Indian couple, grandchild killed during police chase in Canada

Update: 2024-05-04 08:11 IST

Toronto: An Indian couple visiting Canada and their three-month-old grandchild were among four people killed on the spot in a multi-vehicle collision when Ontario police pursued a liquor store robbery suspect driving the wrong way. All four people were pronounced dead at the scene on Highway 401 in Whitby, about 50 kilometres east of Toronto, police said on Thursday.

Ontario's Special Investigations Unit (SIU) said that two of the victims, a 60-year-old man and a 55-year-old woman, were visiting from India. However, the SIU did not release the names of the victims. The couple's three-month-old grandson also died in the multi-vehicle collision. Highway 401 was closed for several hours after the incident on Monday, it said. The agency said that the parents of the infant, his 33-year-old father and 27-year-old mother, were travelling in the same vehicle and were taken to hospital. The mother's injuries are serious, the SIU said. The 21-year-old robbery suspect was also killed in the collision, which involved at least six vehicles, CBC News reported.

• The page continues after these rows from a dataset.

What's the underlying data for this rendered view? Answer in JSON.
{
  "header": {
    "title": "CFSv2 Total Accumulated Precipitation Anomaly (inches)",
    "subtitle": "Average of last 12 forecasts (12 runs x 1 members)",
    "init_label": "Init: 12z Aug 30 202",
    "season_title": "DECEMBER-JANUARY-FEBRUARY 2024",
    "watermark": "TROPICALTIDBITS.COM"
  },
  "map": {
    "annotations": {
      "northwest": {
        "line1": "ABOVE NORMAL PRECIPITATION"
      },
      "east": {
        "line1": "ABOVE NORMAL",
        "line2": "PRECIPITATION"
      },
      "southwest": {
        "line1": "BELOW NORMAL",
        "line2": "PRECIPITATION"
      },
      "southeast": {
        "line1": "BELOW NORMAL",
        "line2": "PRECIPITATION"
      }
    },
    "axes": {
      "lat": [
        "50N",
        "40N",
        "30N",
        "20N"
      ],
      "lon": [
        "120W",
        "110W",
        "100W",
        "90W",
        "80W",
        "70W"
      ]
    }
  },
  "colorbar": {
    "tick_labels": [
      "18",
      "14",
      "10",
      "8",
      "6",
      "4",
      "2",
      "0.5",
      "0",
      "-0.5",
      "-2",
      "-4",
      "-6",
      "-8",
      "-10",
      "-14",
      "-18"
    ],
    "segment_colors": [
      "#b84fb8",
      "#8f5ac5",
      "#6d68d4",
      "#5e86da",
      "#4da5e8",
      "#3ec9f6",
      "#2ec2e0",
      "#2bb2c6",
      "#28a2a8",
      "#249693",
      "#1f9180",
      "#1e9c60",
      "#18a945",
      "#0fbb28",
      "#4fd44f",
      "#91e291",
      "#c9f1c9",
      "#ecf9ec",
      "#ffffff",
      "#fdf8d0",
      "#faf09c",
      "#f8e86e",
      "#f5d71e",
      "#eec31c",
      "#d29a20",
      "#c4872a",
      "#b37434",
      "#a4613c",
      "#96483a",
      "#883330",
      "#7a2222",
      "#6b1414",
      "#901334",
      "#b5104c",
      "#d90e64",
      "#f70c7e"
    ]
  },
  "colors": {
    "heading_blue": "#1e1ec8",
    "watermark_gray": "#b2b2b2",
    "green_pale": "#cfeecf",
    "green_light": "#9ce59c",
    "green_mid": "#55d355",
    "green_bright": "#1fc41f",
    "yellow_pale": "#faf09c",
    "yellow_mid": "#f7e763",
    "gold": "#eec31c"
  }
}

Officials have said the deadly car chase started with a liquor store robbery in Bowmanville and ended around 20 minutes later after the suspect in a cargo van led Durham police on a high-speed chase against opposing traffic on Highway 401. A 38-year-old male passenger from the cargo van was also taken to the hospital to be treated for serious injuries. The autopsies for the victims were conducted in Toronto on Wednesday.

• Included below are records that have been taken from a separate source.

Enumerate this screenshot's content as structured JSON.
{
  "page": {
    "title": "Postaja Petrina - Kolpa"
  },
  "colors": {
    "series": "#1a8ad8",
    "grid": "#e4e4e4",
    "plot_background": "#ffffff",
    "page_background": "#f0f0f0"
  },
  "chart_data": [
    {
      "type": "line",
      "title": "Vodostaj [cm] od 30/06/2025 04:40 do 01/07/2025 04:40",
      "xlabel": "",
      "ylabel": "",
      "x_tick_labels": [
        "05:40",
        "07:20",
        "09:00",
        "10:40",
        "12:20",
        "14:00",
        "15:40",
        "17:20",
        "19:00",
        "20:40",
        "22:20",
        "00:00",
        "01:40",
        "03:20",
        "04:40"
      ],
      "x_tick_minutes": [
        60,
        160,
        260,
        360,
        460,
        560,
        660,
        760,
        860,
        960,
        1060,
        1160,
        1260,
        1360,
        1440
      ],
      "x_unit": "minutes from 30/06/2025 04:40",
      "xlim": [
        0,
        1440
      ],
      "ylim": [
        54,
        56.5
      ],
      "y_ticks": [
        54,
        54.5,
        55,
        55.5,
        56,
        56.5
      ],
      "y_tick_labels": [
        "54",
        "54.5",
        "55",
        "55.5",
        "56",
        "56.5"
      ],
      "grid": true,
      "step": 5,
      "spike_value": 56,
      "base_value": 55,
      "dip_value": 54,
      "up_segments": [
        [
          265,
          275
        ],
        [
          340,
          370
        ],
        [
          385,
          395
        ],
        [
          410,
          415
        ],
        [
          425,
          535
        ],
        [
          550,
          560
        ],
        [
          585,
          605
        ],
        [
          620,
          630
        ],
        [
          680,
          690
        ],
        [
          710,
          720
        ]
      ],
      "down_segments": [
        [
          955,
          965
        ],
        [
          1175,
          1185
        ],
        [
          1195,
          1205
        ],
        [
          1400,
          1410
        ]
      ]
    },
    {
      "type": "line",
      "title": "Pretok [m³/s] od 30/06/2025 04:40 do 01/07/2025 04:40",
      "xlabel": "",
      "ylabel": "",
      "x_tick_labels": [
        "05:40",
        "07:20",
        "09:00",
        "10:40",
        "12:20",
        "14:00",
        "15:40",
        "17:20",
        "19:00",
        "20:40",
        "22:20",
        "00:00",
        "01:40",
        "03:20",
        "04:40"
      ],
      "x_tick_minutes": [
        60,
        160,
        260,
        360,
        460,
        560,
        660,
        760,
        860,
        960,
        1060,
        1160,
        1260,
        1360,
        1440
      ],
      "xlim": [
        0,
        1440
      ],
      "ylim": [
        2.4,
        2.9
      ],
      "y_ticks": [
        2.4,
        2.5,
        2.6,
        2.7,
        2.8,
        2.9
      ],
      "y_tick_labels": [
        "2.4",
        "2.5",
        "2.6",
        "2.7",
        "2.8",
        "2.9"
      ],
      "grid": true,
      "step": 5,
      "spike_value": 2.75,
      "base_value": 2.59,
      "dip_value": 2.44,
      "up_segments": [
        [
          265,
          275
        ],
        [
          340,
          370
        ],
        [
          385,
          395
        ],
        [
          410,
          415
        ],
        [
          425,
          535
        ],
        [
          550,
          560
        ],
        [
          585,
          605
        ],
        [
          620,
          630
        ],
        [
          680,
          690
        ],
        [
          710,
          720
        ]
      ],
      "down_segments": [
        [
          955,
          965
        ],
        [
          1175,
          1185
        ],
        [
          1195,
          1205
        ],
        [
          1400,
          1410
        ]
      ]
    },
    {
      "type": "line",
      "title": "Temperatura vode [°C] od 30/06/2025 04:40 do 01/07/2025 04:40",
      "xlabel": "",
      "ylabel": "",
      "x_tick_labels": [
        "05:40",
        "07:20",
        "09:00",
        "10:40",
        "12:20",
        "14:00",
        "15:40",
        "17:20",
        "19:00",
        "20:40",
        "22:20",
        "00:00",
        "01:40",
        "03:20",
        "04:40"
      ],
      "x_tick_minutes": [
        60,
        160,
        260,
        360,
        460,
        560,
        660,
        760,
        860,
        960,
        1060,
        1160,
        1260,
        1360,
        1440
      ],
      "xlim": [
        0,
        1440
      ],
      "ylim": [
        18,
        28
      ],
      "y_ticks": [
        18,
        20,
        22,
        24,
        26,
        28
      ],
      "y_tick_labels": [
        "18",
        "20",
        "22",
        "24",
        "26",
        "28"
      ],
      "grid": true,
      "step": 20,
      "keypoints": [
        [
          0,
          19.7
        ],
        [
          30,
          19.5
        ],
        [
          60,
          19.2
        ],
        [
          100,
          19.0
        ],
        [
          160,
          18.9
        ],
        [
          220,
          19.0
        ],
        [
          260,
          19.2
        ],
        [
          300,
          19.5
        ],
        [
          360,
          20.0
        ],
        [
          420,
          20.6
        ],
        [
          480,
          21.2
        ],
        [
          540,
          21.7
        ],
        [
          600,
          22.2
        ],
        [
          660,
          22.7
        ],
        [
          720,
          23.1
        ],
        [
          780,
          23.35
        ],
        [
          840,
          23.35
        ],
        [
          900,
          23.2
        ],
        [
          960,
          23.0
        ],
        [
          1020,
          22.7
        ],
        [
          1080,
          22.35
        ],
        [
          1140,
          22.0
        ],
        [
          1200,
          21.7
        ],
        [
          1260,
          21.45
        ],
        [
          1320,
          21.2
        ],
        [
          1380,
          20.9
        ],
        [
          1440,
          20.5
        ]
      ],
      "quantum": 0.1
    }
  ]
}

Seven investigators, one forensic investigator and one collision reconstructionist continue to investigate this case, the statement said. The SIU is an agency called in to investigate whenever police are involved in a death, serious injury or allegations of sexual assault. Milica Maljkovic Birkett, a witness to the deadly police chase and had a lucky escape, said she didn't have time to think. She was driving her regular commute on the 401, when she was suddenly face-to-face with the suspect van barrelling toward her car on the wrong way. "I was like, 'Oh my God, like what just happened? What's going on?'" Maljkovic Birkett told CBC Toronto on Thursday. Maljkovic Birkett said the experience has taken time to process. "It's so scary," she said.